Hamptons Heat Wave: Spielberg, Phone Home

True, at least one bona fide Hollywood royal rests peaceably in the Hamptons – specifically, Gary Cooper, who is buried rather inconspicuously. If only the current wave of Hollywood émigrés were so considerate. Instead, every summer, as reliably as a plague of Gulfstream-powered locusts, the West Coast crowd have descended on the East End’s once somnambulant hamlets, ready to chew up the picturesque scenery.

But wait. It’s almost August, and some of the inmates are escaping the asylum. Georgica Pond inhabitant Steven Spielberg is away, flogging Saving Private Ryan. (Of course, if President Clinton stays at the compound during his fund-raising round-robin, you may be certain the director will put in an appearance.) Even the Hamptons’ most famous houseguest, Barbra Streisand, hasn’t appeared chez Donna Karan. Ample anecdotal evidence suggests that more moguls and movie stars are spending this summer in Montana or on the Mediterranean than in Malibu-on-the-Atlantic. The chances are considerably greater of a crash of Hollywood-hired yachts off the Isle of Capri than of Hollywood-guided shopping carts in an aisle at Dreesen’s.

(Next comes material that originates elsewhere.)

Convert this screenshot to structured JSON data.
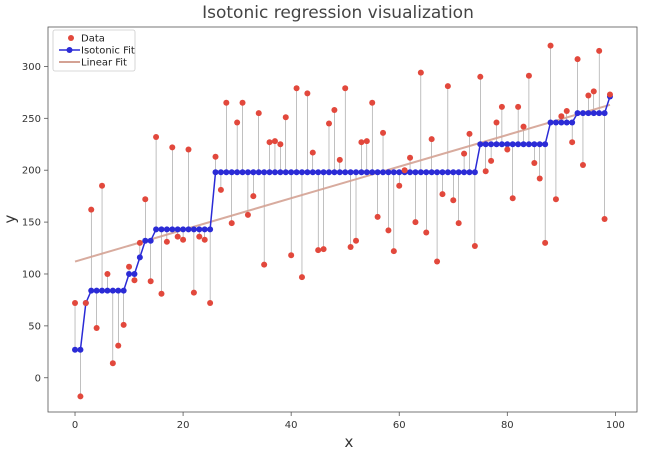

Which is not to say that the Hamptons are celebrity-deprived. Regulars Kevin Costner and Mira Sorvino have shown up, and non-regulars Kelsey Grammer and Eddie Murphy have been spotted. This is, after all, where Ron Perelman’s houseguests have included Penny Marshall and Melanie Griffith, and where Alec Baldwin is still regarded as a bankable actor. Many in the studio smart set are hanging out with director Nora Ephron and her writer husband, Nick Pileggi, whose East Hampton retreat has quietly morphed into the address of choice for summer freeloaders.

Steve Ross, the late Time Warner capo, bears most responsibility for the wave of arrivistes from Hollywood. It was Ross who introduced Spielberg to the charms of Georgica Pond, and Ross’s wife, Courtney, who decorated “Quelle Barn,” the director’s home. With Ross gone and Courtney mostly out of sight, Spielberg and wife Kate Capshaw quickly became the Hamptons hosts with the best-known houseguests – including Tom Hanks and Rita Wilson, Robin and Marsha Williams, and partners Jeffrey Katzenberg and David Geffen. (That is, when the crown couple is in residence.)

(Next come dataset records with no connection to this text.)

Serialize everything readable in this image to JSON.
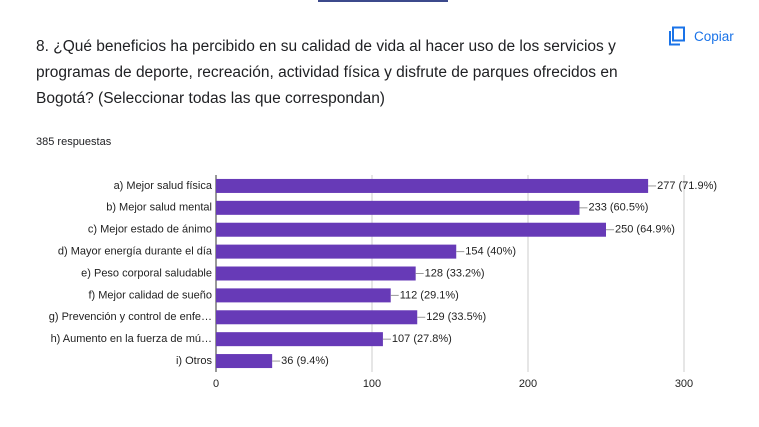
{
  "chart_data": {
    "type": "bar",
    "orientation": "horizontal",
    "title": "8.   ¿Qué beneficios ha percibido en su calidad de vida al hacer uso de los servicios y programas de deporte, recreación, actividad física y disfrute de parques ofrecidos en Bogotá? (Seleccionar todas las que correspondan)",
    "subtitle": "385 respuestas",
    "button": "Copiar",
    "categories": [
      "a) Mejor salud física",
      "b) Mejor salud mental",
      "c) Mejor estado de ánimo",
      "d) Mayor energía durante el día",
      "e) Peso corporal saludable",
      "f) Mejor calidad de sueño",
      "g) Prevención y control de enfe…",
      "h) Aumento en la fuerza de mú…",
      "i) Otros"
    ],
    "values": [
      277,
      233,
      250,
      154,
      128,
      112,
      129,
      107,
      36
    ],
    "value_labels": [
      "277 (71.9%)",
      "233 (60.5%)",
      "250 (64.9%)",
      "154 (40%)",
      "128 (33.2%)",
      "112 (29.1%)",
      "129 (33.5%)",
      "107 (27.8%)",
      "36 (9.4%)"
    ],
    "color": "#673ab7",
    "xlim": [
      0,
      300
    ],
    "xticks": [
      0,
      100,
      200,
      300
    ],
    "grid": true
  }
}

Hamptons fever among the Hollywood set crested in the summer of ‘95, when a slew of entertainers and executives sought to put a continent between themselves and several years of man-made and natural disasters of almost biblical proportions (riots, earthquakes, fires, mud slides, the $3.2 billion Sony write-off, Waterworld). That was the last time visitors could schedule trips for tax purposes to attend the cliquish HBO premiere party that was hosted by Michael Fuchs and organized to within an inch of its life by Peggy Siegal every August. (Time Warner fired Fuchs that November.) That same season, onetime 20th Century Fox owner Marvin Davis and wife Barbara rented the 45-acre Southampton estate that once belonged to Henry Ford II. Everyone thought they would upend the social order. Instead, they threw a few splashy parties, attended a few others – and were outta there the next summer. The East End’s quaint villages have at best a short-term cachet for most of the Industry.

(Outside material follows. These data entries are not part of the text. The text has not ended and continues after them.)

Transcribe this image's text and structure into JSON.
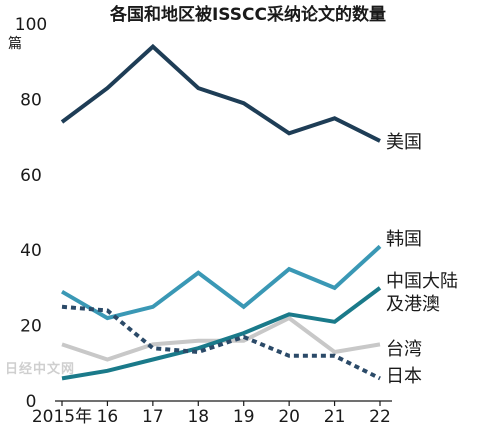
{
  "chart_data": {
    "type": "line",
    "title": "各国和地区被ISSCC采纳论文的数量",
    "y_unit": "篇",
    "x": [
      "2015年",
      "16",
      "17",
      "18",
      "19",
      "20",
      "21",
      "22"
    ],
    "ylim": [
      0,
      100
    ],
    "y_ticks": [
      "0",
      "20",
      "40",
      "60",
      "80",
      "100"
    ],
    "grid": false,
    "series": [
      {
        "name": "美国",
        "values": [
          74,
          83,
          94,
          83,
          79,
          71,
          75,
          69
        ],
        "color": "#1e3d56",
        "style": "solid"
      },
      {
        "name": "韩国",
        "values": [
          29,
          22,
          25,
          34,
          25,
          35,
          30,
          41
        ],
        "color": "#3a98b5",
        "style": "solid"
      },
      {
        "name": "中国大陆及港澳",
        "label_lines": [
          "中国大陆",
          "及港澳"
        ],
        "values": [
          6,
          8,
          11,
          14,
          18,
          23,
          21,
          30
        ],
        "color": "#1a7a8a",
        "style": "solid"
      },
      {
        "name": "台湾",
        "values": [
          15,
          11,
          15,
          16,
          16,
          22,
          13,
          15
        ],
        "color": "#c8c8c8",
        "style": "solid"
      },
      {
        "name": "日本",
        "values": [
          25,
          24,
          14,
          13,
          17,
          12,
          12,
          6
        ],
        "color": "#2b4a68",
        "style": "dotted"
      }
    ]
  },
  "watermark": "日经中文网"
}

Still, every summer, rumors fan out that La Streisand has finally bought a choice spread – a surefire tactic for boosting real-estate prices. Now the nattering is, again, that Barbra has finally found her dream house. The location is supposedly so secret that even her unlisted phone is billed to an alias. Or maybe it’s all just as much of a mirage as the ongoing belief that the Hamptons really still are Malibu East.